His most recent book is Who Will Care For Us: Long Term Care and the Long Term Workforce (Russell Sage,2017). Other recent books include Good Jobs America: Making Work Better for Everyone (Russell Sage, 2011); The Truth About Middle Managers: Who They Are, How They Work, How They Matter (Harvard Business School Press, 2009); Gathering Power: The Future of Progressive Politics in America (Beacon Press, 2003),; Securing Prosperity: The American Labor Market: How It Has Changed and What to Do About It (Princeton University Press, 1999), and Working In America: A Blueprint for the New Labor Market (MIT Press, 2001).
Osterman is also the author of Employment Futures: Reorganization, Dislocation, and Public Policy; Getting Started: The Youth Labor Market; The Mutual Gains Enterprise: Forging a Winning Partnership Among Labor, Management, and Government; and Change At Work. He is the editor of two books, Internal Labor Markets and Broken Ladders: Managerial Careers in the New Economy. In addition, he has written numerous academic journal articles and policy issue papers on topics such as labor market policy, the organization of work within firms, careers, job training programs, economic development, and anti-poverty programs.
Wil Del Pilar serves as Ed Trust’s vice president of higher education policy and practice.
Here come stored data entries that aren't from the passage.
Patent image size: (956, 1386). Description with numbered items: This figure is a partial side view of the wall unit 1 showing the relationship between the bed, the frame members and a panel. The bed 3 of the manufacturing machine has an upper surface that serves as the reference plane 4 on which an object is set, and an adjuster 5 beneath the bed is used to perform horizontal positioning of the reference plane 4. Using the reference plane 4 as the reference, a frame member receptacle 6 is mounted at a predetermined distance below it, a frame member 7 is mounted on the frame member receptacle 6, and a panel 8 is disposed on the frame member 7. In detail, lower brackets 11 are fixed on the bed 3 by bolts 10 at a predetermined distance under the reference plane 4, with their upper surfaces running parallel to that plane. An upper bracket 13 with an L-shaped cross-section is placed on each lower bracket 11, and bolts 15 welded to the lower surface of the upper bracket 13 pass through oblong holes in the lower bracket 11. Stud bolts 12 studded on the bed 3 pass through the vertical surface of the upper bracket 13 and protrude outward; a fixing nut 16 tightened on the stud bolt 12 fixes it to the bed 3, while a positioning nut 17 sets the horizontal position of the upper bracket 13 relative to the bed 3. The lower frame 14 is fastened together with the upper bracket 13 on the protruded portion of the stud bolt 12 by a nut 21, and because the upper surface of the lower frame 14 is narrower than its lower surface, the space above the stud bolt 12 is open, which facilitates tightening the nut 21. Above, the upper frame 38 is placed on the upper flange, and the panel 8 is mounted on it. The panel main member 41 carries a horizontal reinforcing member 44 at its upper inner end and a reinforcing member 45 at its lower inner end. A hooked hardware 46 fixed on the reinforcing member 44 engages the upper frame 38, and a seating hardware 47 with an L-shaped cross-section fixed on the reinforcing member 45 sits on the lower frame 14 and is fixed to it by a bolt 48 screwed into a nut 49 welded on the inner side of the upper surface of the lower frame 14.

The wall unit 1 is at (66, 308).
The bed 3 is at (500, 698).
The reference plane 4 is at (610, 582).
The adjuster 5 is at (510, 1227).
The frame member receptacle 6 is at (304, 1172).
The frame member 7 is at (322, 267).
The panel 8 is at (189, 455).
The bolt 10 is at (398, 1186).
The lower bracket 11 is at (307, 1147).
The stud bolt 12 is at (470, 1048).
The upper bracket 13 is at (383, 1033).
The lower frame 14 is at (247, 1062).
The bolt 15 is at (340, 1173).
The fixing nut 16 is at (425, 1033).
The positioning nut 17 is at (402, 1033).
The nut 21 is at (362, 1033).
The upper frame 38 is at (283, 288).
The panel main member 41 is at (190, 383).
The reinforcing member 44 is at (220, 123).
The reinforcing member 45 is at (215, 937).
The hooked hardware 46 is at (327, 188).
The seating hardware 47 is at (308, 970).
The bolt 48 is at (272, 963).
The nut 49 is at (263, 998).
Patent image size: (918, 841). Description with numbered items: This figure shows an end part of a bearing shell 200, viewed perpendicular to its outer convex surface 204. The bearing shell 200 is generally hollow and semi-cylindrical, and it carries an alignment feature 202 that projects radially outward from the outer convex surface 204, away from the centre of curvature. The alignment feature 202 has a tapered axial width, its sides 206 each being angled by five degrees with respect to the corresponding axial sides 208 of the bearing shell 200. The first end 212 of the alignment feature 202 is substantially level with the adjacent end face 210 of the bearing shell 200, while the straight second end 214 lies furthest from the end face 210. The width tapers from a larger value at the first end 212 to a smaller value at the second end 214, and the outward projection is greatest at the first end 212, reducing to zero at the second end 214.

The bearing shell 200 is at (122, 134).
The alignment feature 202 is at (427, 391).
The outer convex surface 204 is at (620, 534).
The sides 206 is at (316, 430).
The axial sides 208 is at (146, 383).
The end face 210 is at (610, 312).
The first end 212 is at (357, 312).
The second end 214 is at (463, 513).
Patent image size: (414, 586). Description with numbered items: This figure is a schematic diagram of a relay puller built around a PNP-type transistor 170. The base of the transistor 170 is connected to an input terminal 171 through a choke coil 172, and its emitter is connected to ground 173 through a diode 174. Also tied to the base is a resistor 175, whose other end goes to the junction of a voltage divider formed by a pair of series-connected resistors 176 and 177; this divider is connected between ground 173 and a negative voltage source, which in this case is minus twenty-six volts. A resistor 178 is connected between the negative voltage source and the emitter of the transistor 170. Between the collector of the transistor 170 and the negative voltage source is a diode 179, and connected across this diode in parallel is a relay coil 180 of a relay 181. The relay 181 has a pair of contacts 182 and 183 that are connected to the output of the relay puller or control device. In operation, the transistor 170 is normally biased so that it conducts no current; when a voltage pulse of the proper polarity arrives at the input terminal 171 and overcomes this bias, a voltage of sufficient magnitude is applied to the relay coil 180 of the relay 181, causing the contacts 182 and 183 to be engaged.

In this role, Wil spearheads Ed Trust’s mission to highlight inequities and outline solutions in order to improve access, success, affordability, and completion in higher education for low-income students and students of color.
Prior to joining Ed Trust, Wil served in Pennsylvania Governor Tom Wolf’s administration as deputy secretary of postsecondary and higher education, where he developed and implemented the state’s strategic vision for higher education. Before joining Governor Wolf’s team, Wil had experience in the Pennsylvania Department of Education, working as an executive assistant in the state’s higher education office. In this role, he managed an array of services for the state, including the College Access Challenge Grant and the Pennsylvania Information Management System.
Aside from working for Pennsylvania’s Department of Education in higher education policy roles, Wil has held senior development positions, as the director of development at Pennsylvania State University and at the University of Florida’s Machen Florida Opportunity Scholars Program. In both positions, he fought to secure funding to support access and success initiatives for historically underrepresented students.
In addition to his policy and development experience, Wil has a wealth of institutional experience, working in admissions at Chapman University in Orange, California, and the University of California Santa Cruz, as a financial aid counselor at Loyola Marymount University in Los Angeles, and as a research assistant at Penn State.
Wil holds a doctorate in higher education/higher education administration from The Pennsylvania State University, a master’s degree from California State University-Dominguez Hills, and a bachelor’s degree from Chapman University.
Doug Shapiro is Vice President for Research and Executive Director of the Research Center at the National Student Clearinghouse, where he works to advance student success by providing the education community with research, data and insights from the nation’s largest student-level dataset of college enrollment and degree information. He has established over a dozen new reports and publications on student access, persistence, transfer and completion, and also developed research and data services to help high schools, states, colleges and researchers to measure student educational outcomes.
Shapiro has been conducting research on higher education for more than twenty years and has been quoted in The New York Times, Wall Street Journal, Newsweek, NPR, Forbes and The Washington Post, among others. Prior to joining the Clearinghouse, he held positions as Director of Institutional Research at The New School, and Vice President for Research and Policy Development at the Minnesota Private College Council. Shapiro holds a Ph.D. in Education, an M.A. in Mathematics, and a B.A. in History. He lives in Brooklyn, NY.